In person conversation is fleeting. Words hang in the air for a brief moment then vanish suddenly. All participating members have to be present and aware in order to keep up with the conversation.
Conversation online has traditionally been very asynchronous. Instant message and email both log your messages with a timestamp, allowing you to maintain a history conversations for you to browse afterwards. You can message your friend knowing that she probably won’t respond immediately.
Phantachat is an online chat web app, but tries to mimic chat in person. Your messages linger for no longer than a few seconds, forcing you to have that page open on your screen to be able to follow the conversation. Messages are also sent in immediate real time, without having you to hit enter, and there is no backspace.
Websockets
Websocket is a web technology providing simultaneous two-way communications channels over a single TCP connection. This allows for immediate, seamless, synchronous data passing between the client and the server. We decided that in order to get the chat to behave as real time as possible, that we would choose to use Websockets (we went with Socket.io withNode.js/Express.js).

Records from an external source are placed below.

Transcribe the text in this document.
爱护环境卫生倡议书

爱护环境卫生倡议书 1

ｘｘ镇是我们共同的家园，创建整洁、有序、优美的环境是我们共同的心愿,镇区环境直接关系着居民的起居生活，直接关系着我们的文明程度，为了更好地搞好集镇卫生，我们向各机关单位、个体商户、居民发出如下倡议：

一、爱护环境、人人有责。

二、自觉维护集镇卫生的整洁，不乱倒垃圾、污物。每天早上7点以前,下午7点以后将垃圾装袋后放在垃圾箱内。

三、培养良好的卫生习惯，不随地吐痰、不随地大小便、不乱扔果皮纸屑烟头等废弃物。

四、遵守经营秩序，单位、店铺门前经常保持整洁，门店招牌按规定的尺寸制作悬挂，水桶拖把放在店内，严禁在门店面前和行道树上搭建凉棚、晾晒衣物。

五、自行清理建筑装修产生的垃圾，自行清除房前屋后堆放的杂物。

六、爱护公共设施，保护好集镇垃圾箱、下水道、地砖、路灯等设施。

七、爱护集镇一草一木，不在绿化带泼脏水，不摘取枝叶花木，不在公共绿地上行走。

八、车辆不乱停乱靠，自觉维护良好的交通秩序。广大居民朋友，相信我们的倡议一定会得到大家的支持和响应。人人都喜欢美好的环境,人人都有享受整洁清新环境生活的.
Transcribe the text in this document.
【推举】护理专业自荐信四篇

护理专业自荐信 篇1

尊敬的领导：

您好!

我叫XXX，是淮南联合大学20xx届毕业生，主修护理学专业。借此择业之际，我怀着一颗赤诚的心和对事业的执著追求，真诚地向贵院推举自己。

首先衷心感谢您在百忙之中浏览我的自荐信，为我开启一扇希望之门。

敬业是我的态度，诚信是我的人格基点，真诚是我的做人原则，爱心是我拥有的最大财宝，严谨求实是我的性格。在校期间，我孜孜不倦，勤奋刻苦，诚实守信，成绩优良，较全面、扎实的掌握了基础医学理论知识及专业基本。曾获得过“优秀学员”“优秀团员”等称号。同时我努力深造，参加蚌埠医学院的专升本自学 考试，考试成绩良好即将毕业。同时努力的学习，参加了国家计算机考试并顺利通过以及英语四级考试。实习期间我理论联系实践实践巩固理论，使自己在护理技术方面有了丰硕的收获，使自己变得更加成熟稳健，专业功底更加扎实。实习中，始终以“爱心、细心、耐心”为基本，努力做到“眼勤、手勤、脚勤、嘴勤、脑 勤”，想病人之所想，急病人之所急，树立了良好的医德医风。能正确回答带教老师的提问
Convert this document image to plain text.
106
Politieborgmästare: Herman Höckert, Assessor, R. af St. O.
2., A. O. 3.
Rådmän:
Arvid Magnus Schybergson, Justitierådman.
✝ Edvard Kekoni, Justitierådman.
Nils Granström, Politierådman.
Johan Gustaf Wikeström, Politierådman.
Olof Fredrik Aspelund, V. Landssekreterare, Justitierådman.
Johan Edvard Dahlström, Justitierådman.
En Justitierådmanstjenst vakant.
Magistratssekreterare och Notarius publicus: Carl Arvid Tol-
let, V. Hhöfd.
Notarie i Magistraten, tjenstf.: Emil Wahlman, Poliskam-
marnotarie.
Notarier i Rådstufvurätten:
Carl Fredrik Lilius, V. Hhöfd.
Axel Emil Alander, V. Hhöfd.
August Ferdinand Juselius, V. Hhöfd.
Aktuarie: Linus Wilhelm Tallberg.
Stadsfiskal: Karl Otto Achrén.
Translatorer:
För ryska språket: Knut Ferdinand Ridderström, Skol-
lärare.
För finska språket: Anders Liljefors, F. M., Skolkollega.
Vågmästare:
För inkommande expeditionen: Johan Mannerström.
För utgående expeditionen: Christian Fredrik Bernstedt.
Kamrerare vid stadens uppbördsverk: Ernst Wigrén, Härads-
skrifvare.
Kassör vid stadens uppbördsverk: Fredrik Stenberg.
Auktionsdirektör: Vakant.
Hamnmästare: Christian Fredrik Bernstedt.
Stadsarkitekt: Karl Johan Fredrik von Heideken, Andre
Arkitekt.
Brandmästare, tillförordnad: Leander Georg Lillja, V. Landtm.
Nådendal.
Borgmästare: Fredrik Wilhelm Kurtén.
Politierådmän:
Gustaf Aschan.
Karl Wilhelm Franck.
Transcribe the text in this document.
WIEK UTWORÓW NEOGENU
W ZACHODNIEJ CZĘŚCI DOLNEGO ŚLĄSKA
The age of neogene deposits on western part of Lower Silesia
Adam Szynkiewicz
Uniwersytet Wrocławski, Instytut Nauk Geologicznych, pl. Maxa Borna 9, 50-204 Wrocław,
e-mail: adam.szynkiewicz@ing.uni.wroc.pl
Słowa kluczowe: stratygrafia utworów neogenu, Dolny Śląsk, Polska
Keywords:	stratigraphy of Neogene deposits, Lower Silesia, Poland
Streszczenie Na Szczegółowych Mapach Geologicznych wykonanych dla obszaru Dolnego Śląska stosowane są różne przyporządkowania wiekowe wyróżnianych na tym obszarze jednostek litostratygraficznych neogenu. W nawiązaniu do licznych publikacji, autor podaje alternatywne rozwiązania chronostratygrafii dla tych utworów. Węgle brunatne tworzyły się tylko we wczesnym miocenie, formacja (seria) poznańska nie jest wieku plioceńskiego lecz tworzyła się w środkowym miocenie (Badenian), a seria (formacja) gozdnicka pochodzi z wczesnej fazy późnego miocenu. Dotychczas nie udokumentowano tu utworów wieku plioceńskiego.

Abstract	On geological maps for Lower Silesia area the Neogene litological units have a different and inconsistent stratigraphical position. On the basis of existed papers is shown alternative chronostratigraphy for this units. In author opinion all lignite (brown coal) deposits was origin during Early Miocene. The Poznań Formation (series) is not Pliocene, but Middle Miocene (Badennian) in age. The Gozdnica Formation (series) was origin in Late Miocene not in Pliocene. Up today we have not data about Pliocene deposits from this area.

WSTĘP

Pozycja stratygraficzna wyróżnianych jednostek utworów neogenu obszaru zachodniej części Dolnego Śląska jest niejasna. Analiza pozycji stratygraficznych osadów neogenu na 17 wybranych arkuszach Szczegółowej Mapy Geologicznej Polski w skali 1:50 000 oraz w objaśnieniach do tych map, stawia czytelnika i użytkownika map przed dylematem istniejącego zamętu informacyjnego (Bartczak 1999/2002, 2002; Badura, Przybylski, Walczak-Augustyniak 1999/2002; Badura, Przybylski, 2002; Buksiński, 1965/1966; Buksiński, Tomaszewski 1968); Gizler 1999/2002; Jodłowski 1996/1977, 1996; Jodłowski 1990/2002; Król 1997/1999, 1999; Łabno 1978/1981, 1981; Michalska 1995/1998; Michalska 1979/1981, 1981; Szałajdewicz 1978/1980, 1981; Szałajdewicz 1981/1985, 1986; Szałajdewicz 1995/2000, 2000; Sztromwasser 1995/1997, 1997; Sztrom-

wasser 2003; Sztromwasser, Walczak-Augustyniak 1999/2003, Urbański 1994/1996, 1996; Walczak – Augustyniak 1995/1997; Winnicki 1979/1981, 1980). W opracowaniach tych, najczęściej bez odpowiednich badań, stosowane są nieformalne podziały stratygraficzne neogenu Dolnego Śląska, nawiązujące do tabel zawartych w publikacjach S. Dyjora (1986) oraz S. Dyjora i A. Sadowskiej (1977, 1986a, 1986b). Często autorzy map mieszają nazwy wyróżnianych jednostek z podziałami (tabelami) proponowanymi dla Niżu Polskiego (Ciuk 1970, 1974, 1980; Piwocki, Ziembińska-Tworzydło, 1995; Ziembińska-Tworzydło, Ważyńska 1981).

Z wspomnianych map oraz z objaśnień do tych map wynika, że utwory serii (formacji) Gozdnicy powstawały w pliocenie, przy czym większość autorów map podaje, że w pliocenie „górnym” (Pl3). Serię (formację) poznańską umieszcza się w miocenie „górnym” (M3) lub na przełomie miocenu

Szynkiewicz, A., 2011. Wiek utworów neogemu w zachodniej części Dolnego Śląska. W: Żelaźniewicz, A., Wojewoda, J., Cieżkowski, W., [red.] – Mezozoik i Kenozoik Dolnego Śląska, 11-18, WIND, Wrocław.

Unfortunately, there are very few free web/application hosting services out there that support websockets. Heroku doesn’t support web sockets, but you can configure your application to instead use long polling, which allows the client to send HTTP requests to the server at regular intervals and immediately receives a response.
Some other hosting platforms out there (www.appfog.com, http://www.dotcloud.com, http://www.nodejitsu.com) may support web sockets, but unfortunately they don’t provide a free tier. Our next plans are to spin up an instance on AWS so we can deploy a solution that uses websockets instead of long polling.
Dynamic Chatrooms
In order to generate a unique chatroom, we created added some logic to the routing: if someone goes to the root, then generate a new hash (I used the hashids package for generating codes) and redirect to the new route with the hash at the end and start a new socket.io namespace; if someone goes to a hash that exists, then throw that person into the same socket.io namespace; and if someone goes to a route that is a hash that doesn’t exist, the server will return an error page.
With socket.io, there are two main ways of creating ‘chatrooms': using ‘rooms’ or using ‘namespacing’. We decided to use namespacing, because namespaces can be connected to by the client (but only if it already exists on the server). With rooms, they can only be joined on the server side.
When a new namespace is created (when a new hash is generated on the server), the server creates a new namespace, then passes the hash to the client to allow the client to join that specific namespace.
Next Steps
This is still a very simple app. Next steps could be sharing other types of media that will also vanish within a few seconds (images, for instance). Or to allow more than two people to join each chat room (right now, it is only one on one).
Suggestions, feedback, and new ideas are always welcome!